The cropping areas will stay mainly the same; an increase in winter oilseed rape and fodder crops to match price and demand are the only significant changes. Brian says it’s disappointing to hear the current malting barley price and it is made worse by a drying charge, in a year when crops were delivered at below average moistures across the country.

Donald began harvesting his organic maincrop potatoes last week.

Denis Dunne

Faithlegg, Co Waterford

With the early harvest, September has been a great month for Denis to catch up on paperwork and get smaller jobs done. On the other hand, it has been a very busy month for the seed plant, as there is a high demand for seed early in the autumn this year.

Denis and the team took soil samples on the farm last week, and are waiting for the results – which will feed into their nutrient management plan next spring.

The winter oilseed rape and cover crops are doing really well this year. The oilseed rape is at six to eight true leaves and is very healthy. Due to the very dry weather at sowing, and a weather forecast of heavy rain, Denis made the decision to not apply a pre-emergence herbicide to the crop. It will get Belkar and a graminicide over the next few weeks, followed by Proline for light leaf spot and phoma, along with trace elements of boron and manganese.

Winter rye trials were planted on 25 September in excellent conditions. Denis sowed a few plots of wheat, barley and oats early again this year. These plots are used in early spring to demonstrate the risks of early sowing, such as extra virus and disease pressure, along with the damage late frost can do to these crops, especially oats.

The plan is to begin planting winter barley in the next few days, weather dependent, and then follow that with the wheat plots.
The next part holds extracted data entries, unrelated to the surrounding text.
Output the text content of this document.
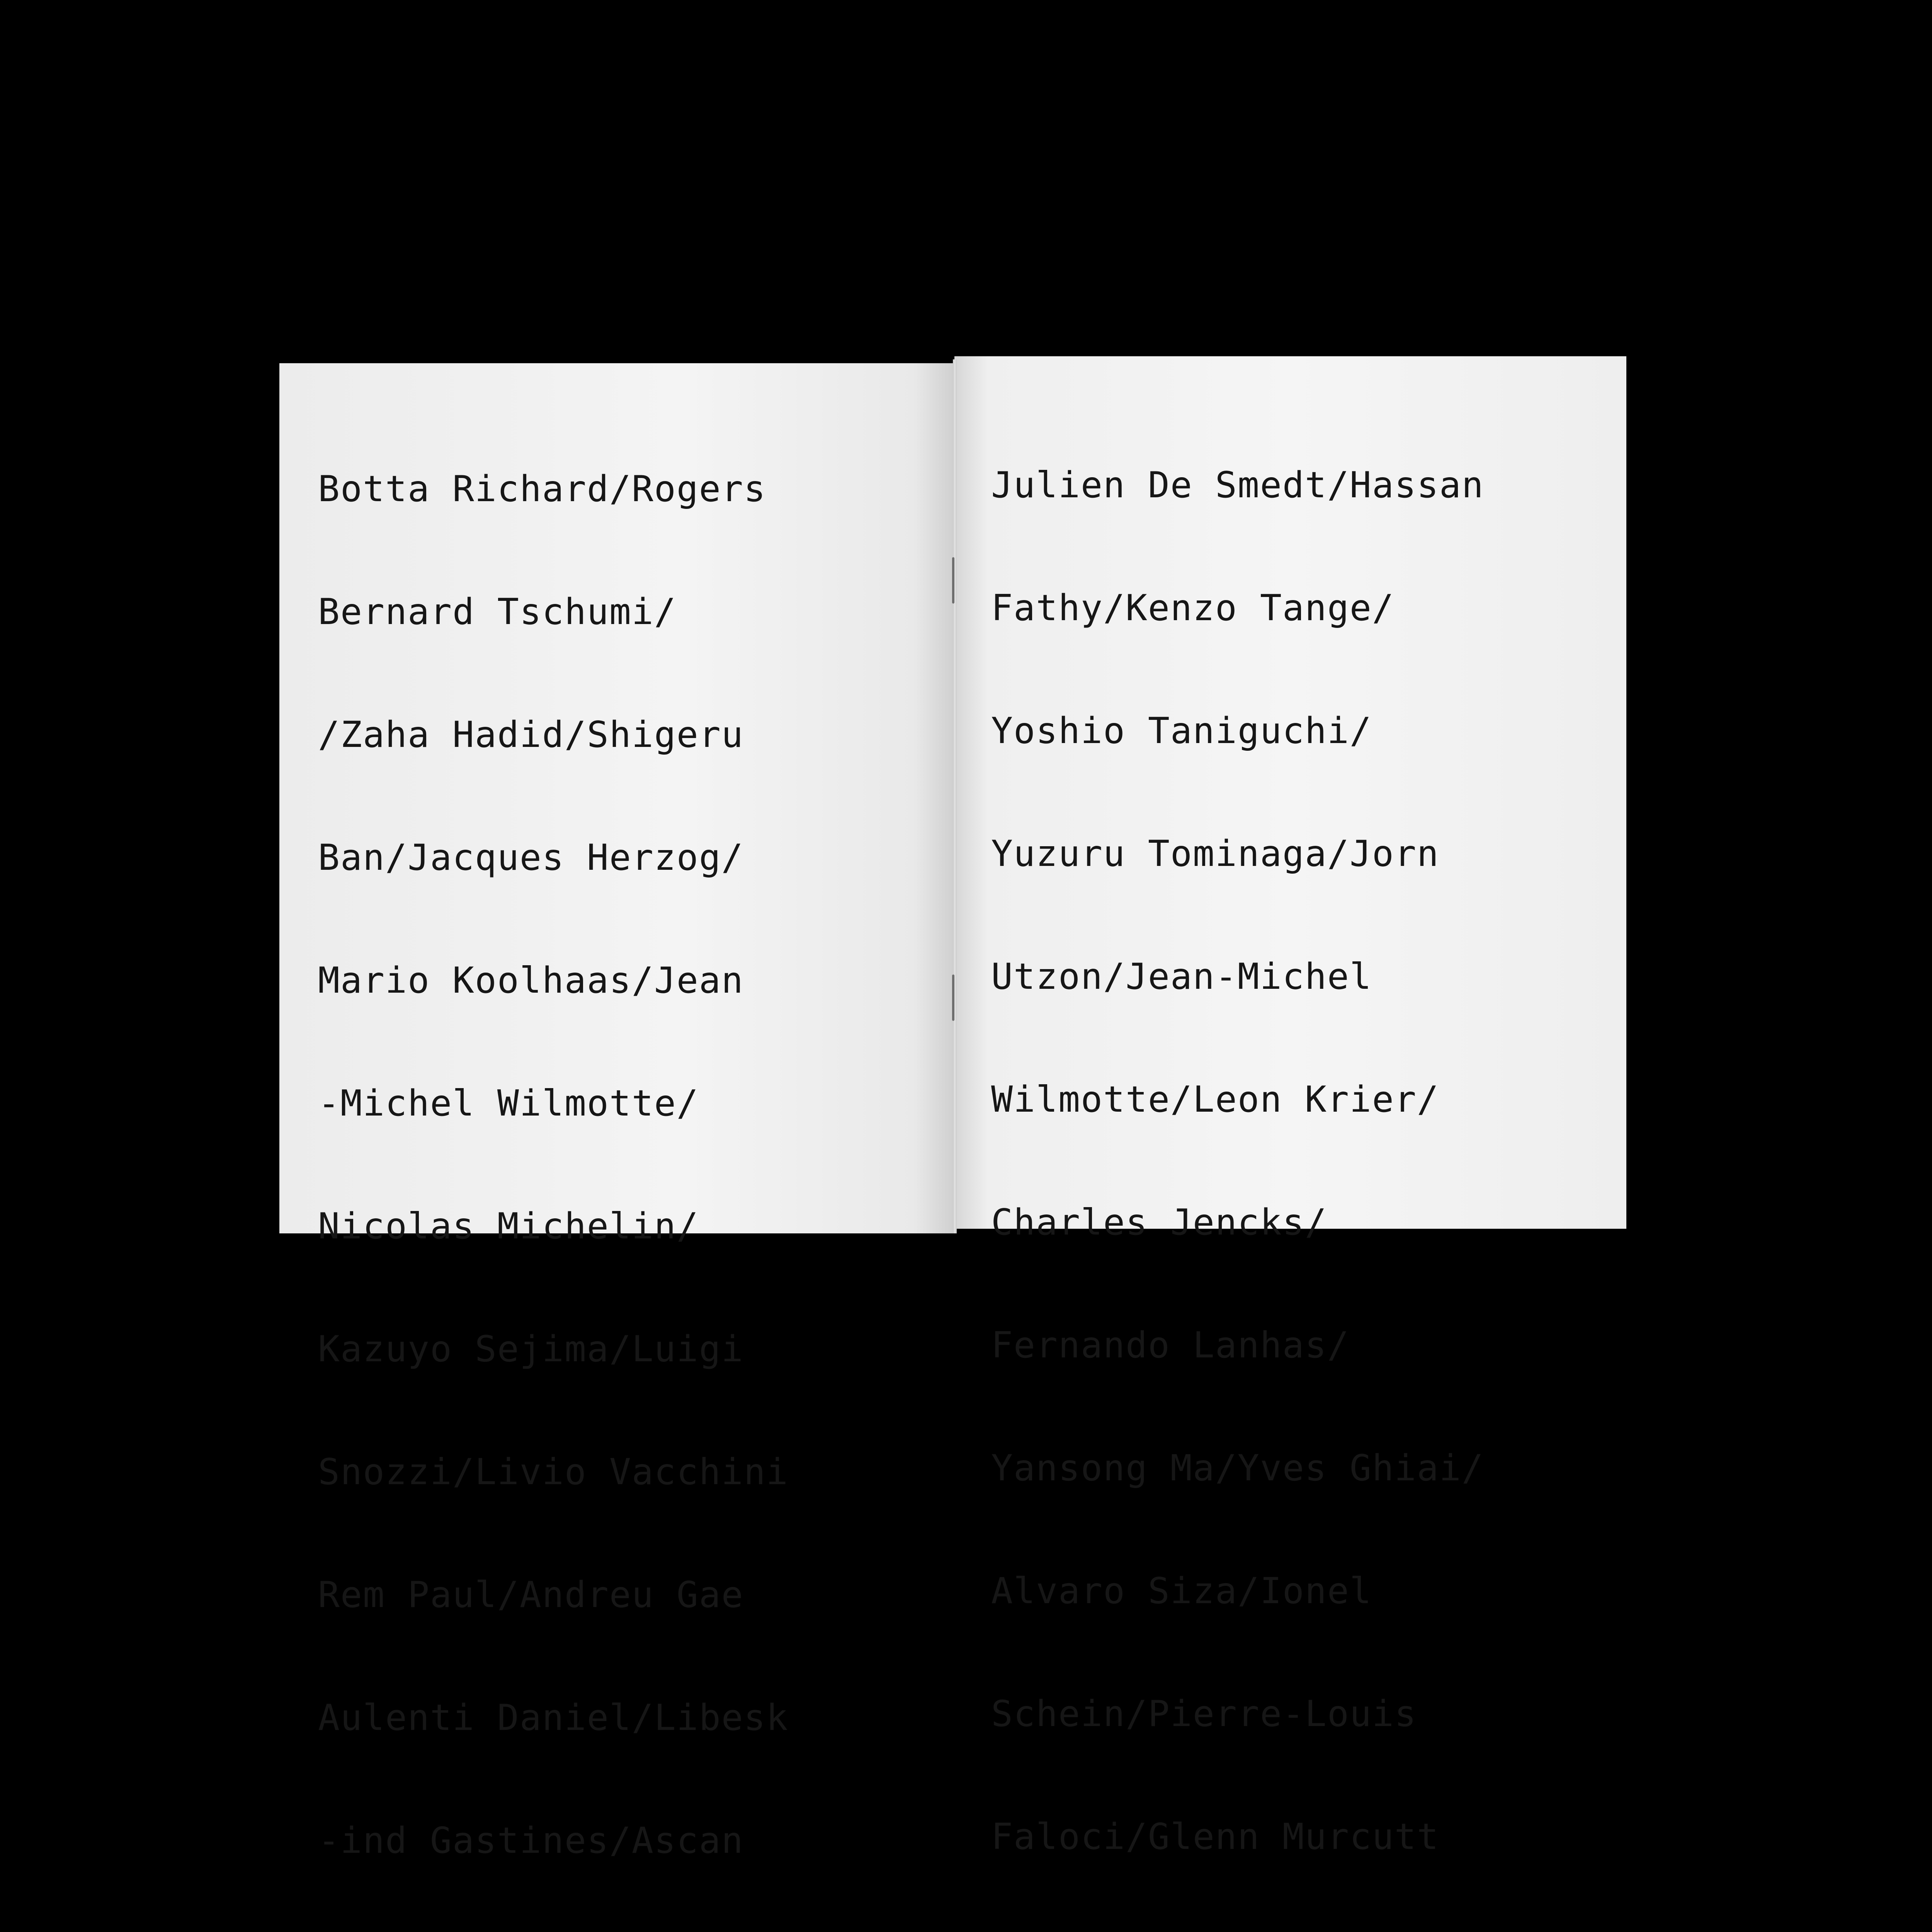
Botta Richard/Rogers

Bernard Tschumi/

/Zaha Hadid/Shigeru

Ban/Jacques Herzog/

Mario Koolhaas/Jean

-Michel Wilmotte/

Nicolas Michelin/

Kazuyo Sejima/Luigi

Snozzi/Livio Vacchini

Rem Paul/Andreu Gae

Aulenti Daniel/Libesk

-ind Gastines/Ascan

Julien De Smedt/Hassan

Fathy/Kenzo Tange/

Yoshio Taniguchi/

Yuzuru Tominaga/Jorn

Utzon/Jean-Michel

Wilmotte/Leon Krier/

Charles Jencks/

Fernando Lanhas/

Yansong Ma/Yves Ghiai/

Alvaro Siza/Ionel

Schein/Pierre-Louis

Faloci/Glenn Murcutt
A good proportion of the barley varieties in trial now have BYDV tolerance, with several hybrid varieties also having resistance genes towards BYDV.

KWS Joyau and SY Canyon are being sown as the commercial varieties on the trial site this year, and KWS Equipe as the commercial wheat crop.

Where weather allows, a pre-emergence herbicide of Firebird Met will be applied to the wheat and barley, targeting annual meadow grass. Oats will be sown after 16 October, and the variety will be Husky.